The words on the back of a parka pledged allegiance to The Slice of Cherry Pie Club. That deliberate echo of “Twin Peaks” made the message clear: Innocence is not what it seems. That notion loaned an ironic subtext to the slogans with which Takahashi strewed his clothes: Total Youth, Unbroke Innocence, Be Aggressive Passive…Aggressive. Plus the one that came printed on the invitation, We are Infinite. It bugged me until the very end of the show, when a young male voice made a poignant confession of undying love which ended with the words “We are infinite”. The penny dropped. “The Perks of Being a Wallflower”!

Takahashi’s models looked like any of the girls from any of that type of movie. Like Sadie Sink. Breathtakingly young. That made a passage of black clothes, dressy but funereal, all the more unsettling. It made me think of what breathtakingly young children just went through at Marjory Stoneman Douglas High School in Parkland, Florida.

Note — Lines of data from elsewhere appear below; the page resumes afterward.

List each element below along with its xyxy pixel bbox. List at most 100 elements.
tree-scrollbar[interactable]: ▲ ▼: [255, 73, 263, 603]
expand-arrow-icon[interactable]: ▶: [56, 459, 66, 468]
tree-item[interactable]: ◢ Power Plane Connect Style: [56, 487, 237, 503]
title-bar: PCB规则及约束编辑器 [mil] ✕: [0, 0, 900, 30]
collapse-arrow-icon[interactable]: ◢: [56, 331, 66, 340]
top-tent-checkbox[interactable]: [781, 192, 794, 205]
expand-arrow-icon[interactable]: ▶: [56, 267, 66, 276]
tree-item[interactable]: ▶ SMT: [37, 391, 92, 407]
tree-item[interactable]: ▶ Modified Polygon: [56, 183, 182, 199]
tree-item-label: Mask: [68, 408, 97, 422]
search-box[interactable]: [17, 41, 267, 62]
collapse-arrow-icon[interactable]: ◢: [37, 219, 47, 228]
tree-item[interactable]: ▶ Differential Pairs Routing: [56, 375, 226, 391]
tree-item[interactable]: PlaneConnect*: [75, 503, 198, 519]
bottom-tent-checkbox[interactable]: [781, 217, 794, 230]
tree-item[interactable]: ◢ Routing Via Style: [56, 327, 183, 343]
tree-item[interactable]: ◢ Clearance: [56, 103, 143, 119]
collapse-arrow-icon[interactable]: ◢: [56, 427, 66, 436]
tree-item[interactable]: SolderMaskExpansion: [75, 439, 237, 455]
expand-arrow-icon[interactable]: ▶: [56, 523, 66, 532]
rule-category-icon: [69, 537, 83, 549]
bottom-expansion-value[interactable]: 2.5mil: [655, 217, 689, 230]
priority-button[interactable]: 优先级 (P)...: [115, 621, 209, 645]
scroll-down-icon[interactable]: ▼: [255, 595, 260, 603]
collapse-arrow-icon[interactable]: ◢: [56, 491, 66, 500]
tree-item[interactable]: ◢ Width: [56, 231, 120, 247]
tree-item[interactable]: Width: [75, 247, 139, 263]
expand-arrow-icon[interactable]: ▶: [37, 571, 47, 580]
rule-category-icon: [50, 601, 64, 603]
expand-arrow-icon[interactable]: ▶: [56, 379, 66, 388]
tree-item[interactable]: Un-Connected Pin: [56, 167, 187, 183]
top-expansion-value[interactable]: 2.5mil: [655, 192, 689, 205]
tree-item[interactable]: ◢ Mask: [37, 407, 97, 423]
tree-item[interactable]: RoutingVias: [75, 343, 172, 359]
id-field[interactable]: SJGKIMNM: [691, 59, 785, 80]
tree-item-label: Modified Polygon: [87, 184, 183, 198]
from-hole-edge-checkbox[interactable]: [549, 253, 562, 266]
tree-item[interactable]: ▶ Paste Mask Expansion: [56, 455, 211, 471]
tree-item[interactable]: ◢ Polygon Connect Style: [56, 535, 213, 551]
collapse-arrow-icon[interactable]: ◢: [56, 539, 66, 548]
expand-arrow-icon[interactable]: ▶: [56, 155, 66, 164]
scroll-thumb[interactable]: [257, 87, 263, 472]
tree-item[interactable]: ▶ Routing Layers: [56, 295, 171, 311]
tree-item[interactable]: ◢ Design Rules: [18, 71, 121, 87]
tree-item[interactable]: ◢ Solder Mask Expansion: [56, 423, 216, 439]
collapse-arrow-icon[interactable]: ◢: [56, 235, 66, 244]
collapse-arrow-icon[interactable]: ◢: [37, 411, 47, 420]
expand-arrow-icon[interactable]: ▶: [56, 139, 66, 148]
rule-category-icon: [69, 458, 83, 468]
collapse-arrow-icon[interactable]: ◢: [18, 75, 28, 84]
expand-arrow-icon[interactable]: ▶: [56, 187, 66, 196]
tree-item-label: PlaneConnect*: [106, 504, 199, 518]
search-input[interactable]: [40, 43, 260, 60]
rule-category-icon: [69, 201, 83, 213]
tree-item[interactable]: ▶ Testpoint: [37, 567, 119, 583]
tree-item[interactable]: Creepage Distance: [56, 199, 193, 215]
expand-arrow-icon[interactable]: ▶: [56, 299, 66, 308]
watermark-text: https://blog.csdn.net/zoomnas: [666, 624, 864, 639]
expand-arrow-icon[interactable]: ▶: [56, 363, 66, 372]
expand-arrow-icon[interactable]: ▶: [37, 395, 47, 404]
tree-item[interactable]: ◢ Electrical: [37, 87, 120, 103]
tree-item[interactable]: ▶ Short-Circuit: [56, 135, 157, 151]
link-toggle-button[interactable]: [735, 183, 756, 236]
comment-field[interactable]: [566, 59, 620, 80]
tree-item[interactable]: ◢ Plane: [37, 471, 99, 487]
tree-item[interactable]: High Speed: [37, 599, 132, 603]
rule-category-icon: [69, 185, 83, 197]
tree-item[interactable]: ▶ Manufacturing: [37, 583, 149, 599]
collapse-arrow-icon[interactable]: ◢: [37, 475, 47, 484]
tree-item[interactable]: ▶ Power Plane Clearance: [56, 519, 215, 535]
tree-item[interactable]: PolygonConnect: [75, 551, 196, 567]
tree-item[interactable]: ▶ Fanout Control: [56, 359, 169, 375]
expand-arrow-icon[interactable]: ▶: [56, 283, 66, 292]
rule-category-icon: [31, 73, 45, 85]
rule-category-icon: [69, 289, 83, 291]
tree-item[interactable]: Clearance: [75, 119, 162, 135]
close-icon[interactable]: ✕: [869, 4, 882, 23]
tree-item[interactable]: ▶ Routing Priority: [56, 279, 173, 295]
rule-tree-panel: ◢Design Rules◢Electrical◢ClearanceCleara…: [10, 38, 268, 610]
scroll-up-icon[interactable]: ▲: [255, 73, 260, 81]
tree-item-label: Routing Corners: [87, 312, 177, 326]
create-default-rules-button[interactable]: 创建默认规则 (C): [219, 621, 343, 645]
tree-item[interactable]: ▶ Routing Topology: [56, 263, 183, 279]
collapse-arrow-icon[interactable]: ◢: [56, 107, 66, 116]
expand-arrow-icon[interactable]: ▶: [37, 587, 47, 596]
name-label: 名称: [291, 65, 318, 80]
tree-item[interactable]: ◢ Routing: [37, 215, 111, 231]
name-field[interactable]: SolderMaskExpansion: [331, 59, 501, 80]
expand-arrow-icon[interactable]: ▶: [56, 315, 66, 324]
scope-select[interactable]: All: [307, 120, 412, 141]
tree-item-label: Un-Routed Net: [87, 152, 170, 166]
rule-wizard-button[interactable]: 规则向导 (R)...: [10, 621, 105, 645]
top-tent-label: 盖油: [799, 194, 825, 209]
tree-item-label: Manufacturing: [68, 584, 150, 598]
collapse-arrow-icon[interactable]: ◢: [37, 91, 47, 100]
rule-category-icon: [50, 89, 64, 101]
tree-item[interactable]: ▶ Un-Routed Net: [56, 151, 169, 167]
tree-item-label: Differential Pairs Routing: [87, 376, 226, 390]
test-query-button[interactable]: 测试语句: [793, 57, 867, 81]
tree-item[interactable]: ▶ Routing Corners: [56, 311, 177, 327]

Takahashi had planned his collection before that school shooting, but remember, there are no coincidences. In the light of how those children have mobilised since the tragedy at their school, it was hard to see Takahashi’s finale – his young models led by Sadie, walking out to the tune of Bowie’s “Heroes” in a uniform of parkas and wellies branded We Are Infinite – as anything other than an endorsement of their bravery, their resilience and their solidarity, which, on March 24, they will share with their peers across America in the “March for Our Lives”. It was all the more moving for being so unexpected.